Sherrod Brown eyes the presidency
Add Sherrod Brown’s name to the growing list of those making noises about 2020.
It would be a grave mistake to discount Brown's prospects both for the nomination and the presidency. This 66-year-old just won a comfortable reelection in a key battleground state that went for Donald Trump by 8 percent in 2016 and saw the GOP capture every statewide position on the ballot this year save his.
According to the Progressive Punch, Brown is the eighth leading liberal in Congress with a rating of 96.3 percent progressive voting record. For comparison, Chuck Schumer (D-NY) has only a 91.5 progressive rating. Of the top dozen liberals in Congress, all except Brown are from states listed as heavily Democratic. This indicates Brown has meaningful appeal to many average voters.
One of the things that separates Brown from others in his party is that he is a harsh critic of free trade. He was against NAFTA and all the other trade agreements that have hollowed out the Midwest's once formidable manufacturing base. On the matter of trade, Brown is in accord with President Trump. This is a popular position to hold.
In the runup to the 2016 election, Hillary Clinton was considering Sherrod Brown as her running mate. Thankfully with her tone-deaf political instincts, she chose Tim Kaine of Virginia instead. Brown would have resonated in the Midwest far more than either Clinton or Kaine. He could well have made a difference in states narrowly won by Trump like Michigan, Pennsylvania, and Wisconsin, and even Ohio.
The Democratic Party has lost the white working-class vote. Brown could change that. The New York Times described his appearance as rumpled and unvarnished. Brown can walk a factory floor and look and sound like he belongs there as opposed to complete phonies like Cory (Spartacus) Booker or the lightweight Kamala Harris, or Hillary Clinton.
None of this would detract from Brown's appeal to the Left.

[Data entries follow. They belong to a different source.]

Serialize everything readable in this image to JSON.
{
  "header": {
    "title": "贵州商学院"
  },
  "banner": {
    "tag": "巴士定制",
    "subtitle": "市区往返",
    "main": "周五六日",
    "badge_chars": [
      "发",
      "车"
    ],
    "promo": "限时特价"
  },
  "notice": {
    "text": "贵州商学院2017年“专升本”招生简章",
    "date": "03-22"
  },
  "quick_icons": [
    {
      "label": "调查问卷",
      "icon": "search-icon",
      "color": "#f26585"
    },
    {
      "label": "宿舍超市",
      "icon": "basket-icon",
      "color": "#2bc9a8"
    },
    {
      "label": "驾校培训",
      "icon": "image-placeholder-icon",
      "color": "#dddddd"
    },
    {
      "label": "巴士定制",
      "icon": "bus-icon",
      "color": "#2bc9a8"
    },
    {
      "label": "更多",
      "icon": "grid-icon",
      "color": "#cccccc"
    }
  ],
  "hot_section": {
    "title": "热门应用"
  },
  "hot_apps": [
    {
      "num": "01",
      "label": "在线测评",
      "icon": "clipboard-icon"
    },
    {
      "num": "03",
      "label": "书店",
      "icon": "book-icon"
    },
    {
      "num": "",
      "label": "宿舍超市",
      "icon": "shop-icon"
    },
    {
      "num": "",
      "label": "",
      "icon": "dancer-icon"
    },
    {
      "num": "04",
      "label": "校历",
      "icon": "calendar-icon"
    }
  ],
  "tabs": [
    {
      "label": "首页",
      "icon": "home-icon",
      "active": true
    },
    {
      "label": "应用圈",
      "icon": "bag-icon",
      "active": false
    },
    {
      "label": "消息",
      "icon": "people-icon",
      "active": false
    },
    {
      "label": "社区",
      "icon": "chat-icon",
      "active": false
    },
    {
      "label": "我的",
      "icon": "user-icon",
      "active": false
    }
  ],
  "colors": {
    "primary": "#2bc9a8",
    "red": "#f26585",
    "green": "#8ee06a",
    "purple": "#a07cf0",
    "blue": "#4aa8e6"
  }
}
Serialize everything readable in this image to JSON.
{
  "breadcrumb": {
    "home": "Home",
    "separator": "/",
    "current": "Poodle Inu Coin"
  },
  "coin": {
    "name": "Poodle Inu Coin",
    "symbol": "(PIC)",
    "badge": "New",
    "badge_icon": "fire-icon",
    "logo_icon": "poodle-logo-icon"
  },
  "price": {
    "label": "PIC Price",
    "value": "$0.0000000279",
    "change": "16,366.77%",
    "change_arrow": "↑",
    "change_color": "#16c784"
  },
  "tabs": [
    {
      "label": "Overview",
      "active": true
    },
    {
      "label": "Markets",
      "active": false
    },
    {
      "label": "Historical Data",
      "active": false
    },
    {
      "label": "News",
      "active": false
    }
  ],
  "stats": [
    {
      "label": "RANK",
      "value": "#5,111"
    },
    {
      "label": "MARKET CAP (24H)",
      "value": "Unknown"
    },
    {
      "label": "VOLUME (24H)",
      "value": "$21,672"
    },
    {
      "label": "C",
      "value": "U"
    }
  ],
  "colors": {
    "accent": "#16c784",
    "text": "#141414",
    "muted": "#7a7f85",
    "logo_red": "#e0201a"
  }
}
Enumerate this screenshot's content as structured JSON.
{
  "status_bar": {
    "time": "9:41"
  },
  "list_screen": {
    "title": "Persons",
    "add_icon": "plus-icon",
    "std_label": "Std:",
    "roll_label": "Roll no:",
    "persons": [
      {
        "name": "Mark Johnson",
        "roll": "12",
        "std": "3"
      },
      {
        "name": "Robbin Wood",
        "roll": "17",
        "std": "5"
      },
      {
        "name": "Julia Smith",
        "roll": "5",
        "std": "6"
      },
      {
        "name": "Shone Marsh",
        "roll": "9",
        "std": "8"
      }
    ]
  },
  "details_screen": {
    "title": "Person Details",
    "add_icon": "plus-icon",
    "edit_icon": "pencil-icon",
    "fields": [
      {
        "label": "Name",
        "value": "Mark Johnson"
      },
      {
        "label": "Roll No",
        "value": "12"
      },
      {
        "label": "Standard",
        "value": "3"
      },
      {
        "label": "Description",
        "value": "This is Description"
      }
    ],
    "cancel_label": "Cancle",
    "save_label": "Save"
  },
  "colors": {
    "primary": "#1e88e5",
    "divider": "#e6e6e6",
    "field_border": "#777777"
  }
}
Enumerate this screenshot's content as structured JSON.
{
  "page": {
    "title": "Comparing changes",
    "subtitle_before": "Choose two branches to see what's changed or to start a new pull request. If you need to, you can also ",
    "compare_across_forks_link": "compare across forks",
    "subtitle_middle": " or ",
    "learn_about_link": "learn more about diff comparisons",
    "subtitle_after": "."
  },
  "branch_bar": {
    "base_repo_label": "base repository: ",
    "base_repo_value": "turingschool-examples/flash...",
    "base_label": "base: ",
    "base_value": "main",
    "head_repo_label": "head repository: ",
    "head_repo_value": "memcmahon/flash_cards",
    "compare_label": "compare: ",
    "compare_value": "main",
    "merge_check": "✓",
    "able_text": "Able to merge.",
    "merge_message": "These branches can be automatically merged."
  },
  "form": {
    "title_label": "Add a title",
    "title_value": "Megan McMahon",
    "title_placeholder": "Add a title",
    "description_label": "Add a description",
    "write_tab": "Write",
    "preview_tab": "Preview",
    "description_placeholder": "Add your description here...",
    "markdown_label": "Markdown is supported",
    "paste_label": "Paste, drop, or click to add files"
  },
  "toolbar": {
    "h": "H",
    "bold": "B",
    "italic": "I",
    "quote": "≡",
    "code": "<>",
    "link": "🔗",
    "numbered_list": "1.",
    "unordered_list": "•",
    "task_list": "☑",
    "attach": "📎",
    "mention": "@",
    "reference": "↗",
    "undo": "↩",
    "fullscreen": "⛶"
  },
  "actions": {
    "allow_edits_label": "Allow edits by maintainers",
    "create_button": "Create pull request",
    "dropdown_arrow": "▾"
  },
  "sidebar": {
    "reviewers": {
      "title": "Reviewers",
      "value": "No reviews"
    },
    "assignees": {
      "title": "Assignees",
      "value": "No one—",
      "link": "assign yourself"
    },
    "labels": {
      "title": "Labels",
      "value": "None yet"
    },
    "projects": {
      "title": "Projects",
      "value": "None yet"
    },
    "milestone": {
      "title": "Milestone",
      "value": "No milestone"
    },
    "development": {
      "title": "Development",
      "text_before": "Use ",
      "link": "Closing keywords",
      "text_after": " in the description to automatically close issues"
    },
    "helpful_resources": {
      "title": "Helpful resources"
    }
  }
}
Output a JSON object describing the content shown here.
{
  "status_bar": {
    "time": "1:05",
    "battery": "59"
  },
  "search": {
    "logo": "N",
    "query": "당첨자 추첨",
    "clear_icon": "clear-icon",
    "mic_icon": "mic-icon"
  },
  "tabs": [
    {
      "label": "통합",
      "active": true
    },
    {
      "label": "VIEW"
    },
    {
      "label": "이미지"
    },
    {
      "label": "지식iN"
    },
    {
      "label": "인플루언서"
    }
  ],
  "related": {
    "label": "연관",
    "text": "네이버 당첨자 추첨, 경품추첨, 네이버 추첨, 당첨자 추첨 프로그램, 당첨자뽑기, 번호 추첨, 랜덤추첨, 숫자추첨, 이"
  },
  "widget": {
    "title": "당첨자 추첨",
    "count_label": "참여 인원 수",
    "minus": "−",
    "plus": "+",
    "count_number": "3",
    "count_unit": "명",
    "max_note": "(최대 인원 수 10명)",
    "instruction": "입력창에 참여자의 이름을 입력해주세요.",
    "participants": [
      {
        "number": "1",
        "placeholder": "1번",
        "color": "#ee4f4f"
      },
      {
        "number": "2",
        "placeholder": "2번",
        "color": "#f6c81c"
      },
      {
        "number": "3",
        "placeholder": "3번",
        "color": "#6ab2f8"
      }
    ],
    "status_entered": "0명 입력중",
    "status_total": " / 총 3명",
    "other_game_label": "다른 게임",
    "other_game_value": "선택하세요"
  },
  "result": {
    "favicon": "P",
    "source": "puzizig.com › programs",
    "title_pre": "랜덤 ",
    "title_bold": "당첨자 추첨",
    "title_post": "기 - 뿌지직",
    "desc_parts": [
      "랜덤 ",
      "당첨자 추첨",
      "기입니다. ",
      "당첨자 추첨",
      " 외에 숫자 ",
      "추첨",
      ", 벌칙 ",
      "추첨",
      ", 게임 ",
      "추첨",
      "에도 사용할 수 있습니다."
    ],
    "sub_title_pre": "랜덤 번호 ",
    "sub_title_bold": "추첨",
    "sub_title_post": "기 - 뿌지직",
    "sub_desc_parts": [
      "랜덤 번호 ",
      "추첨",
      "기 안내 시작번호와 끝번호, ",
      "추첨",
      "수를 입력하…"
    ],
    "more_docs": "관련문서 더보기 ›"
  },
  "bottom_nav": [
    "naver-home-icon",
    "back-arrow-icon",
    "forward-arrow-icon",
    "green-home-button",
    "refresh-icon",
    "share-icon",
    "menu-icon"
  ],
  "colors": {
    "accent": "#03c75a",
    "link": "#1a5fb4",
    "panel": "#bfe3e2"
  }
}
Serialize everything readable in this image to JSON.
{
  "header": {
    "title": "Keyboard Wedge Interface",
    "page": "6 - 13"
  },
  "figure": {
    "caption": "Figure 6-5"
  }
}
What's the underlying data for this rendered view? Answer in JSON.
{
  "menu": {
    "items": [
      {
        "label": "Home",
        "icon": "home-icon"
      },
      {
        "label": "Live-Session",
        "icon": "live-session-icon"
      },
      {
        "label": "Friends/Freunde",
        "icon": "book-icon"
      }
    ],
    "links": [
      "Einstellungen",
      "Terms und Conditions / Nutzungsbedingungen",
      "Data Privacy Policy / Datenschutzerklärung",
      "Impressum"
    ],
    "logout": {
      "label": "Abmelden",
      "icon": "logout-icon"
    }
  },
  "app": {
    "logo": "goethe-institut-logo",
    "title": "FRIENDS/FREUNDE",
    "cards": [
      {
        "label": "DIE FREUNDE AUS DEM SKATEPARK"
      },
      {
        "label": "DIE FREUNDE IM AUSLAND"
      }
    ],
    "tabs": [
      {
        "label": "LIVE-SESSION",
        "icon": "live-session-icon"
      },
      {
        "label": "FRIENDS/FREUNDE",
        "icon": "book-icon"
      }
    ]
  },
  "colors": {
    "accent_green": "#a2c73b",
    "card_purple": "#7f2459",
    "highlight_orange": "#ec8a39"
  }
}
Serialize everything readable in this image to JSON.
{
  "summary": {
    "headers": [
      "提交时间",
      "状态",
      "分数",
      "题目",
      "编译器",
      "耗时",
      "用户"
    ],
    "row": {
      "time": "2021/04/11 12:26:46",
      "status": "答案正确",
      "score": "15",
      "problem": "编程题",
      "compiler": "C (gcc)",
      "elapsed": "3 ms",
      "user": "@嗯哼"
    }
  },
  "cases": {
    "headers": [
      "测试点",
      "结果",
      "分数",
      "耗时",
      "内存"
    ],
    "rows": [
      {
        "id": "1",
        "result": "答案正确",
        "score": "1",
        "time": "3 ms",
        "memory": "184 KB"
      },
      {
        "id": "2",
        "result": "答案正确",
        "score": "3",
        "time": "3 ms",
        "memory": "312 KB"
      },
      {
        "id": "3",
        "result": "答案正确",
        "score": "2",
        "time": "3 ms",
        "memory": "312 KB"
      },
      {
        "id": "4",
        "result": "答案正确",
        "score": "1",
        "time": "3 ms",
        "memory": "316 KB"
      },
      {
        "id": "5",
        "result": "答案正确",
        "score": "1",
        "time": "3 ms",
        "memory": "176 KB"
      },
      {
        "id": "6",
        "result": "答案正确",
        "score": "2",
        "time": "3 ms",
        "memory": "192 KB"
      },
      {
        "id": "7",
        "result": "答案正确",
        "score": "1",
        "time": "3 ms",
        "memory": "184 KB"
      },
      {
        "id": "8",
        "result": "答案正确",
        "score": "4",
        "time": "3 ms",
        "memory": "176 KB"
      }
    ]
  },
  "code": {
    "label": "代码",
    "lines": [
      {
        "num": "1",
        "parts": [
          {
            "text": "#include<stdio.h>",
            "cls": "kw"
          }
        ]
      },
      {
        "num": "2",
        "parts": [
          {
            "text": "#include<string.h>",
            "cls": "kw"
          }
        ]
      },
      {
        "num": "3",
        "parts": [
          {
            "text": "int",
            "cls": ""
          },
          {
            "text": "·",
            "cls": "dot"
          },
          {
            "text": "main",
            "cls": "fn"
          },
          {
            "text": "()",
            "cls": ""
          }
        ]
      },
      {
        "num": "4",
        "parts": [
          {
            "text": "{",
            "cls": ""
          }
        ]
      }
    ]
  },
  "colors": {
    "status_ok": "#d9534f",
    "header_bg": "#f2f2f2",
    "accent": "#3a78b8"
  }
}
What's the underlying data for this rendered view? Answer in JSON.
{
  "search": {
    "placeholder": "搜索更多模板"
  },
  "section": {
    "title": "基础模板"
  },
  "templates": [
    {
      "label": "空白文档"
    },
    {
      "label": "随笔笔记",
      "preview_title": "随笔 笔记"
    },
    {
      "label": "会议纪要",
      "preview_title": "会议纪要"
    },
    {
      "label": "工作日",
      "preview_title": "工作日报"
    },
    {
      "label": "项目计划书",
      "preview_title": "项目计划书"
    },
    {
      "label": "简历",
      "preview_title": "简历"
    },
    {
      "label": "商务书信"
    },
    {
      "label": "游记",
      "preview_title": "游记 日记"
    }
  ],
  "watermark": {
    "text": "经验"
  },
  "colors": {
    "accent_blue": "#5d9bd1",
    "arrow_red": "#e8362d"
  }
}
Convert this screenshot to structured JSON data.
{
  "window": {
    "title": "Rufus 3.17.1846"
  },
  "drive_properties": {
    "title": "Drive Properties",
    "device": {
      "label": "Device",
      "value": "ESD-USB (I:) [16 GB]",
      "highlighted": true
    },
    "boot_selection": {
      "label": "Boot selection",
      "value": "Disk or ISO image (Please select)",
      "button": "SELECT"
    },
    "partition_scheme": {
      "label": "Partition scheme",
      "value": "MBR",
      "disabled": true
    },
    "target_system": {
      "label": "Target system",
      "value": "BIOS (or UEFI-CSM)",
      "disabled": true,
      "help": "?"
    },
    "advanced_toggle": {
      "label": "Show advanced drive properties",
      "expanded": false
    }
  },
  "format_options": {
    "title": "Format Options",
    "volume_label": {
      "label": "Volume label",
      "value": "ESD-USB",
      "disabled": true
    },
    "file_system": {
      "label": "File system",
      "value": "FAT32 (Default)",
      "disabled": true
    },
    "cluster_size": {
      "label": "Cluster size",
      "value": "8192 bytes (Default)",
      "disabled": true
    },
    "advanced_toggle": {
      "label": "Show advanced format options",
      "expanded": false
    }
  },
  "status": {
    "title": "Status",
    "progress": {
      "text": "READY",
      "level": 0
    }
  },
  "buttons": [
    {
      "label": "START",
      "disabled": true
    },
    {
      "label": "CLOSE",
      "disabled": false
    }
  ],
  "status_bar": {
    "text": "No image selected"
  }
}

He is a card-carrying progressive of the highest order. Here is how Mary Taylor, Ohio's current lieutenant governor, describes Brown position on illegal immigration:
"In Ohio, Sen. Sherrod Brown's constant attempts to obstruct the enforcement of our immigration laws is both a disgrace and a danger to law-abiding Ohioans.
In the decades since Brown has been in Congress, he has blocked efforts to protect America from illegal aliens and backed policies to open our borders further."
Brown is a defender of ObamaCare. He also wants to expand Medicaid and open Medicare.
Brown is a severe critic of the Trump-Republican tax cuts, claiming that they benefit the rich and not the middle class.
He is also a true believer man-made global warming.
On right-to-life versus abortion, need you ask?
Expanding his progressive reach, Brown just on Wednesday inserted himself into the Georgia election controversy by saying if the radical Stacey Abrams doesn't win, it means the election was stolen from her.
With these liberal positions, Brown will have no trouble in tapping into the big money flow from leftist billionaires. If Sherrod Brown is the Democratic candidate in 2020, the danger he poses is that he will have the full support of the Left as well as the ability to peel away some of the white working-class vote.
None of this is to say that Brown can't be defeated. Apart from trade, he's wrong on everything else. But even where Brown is wrong, he has a significant following. And with the media as a cheerleader, any and all issues will be spun in his favor.
The shame of it all is that the Ohio GOP establishment let Sherrod Brown slide in 2018. The party fielded a marginal candidate. It goes to show that it will take a bare-knuckles fighter like Donald Trump to take this liberal down. But even then, Trump will need the enthusiastic support from the entire Republican and conservative base.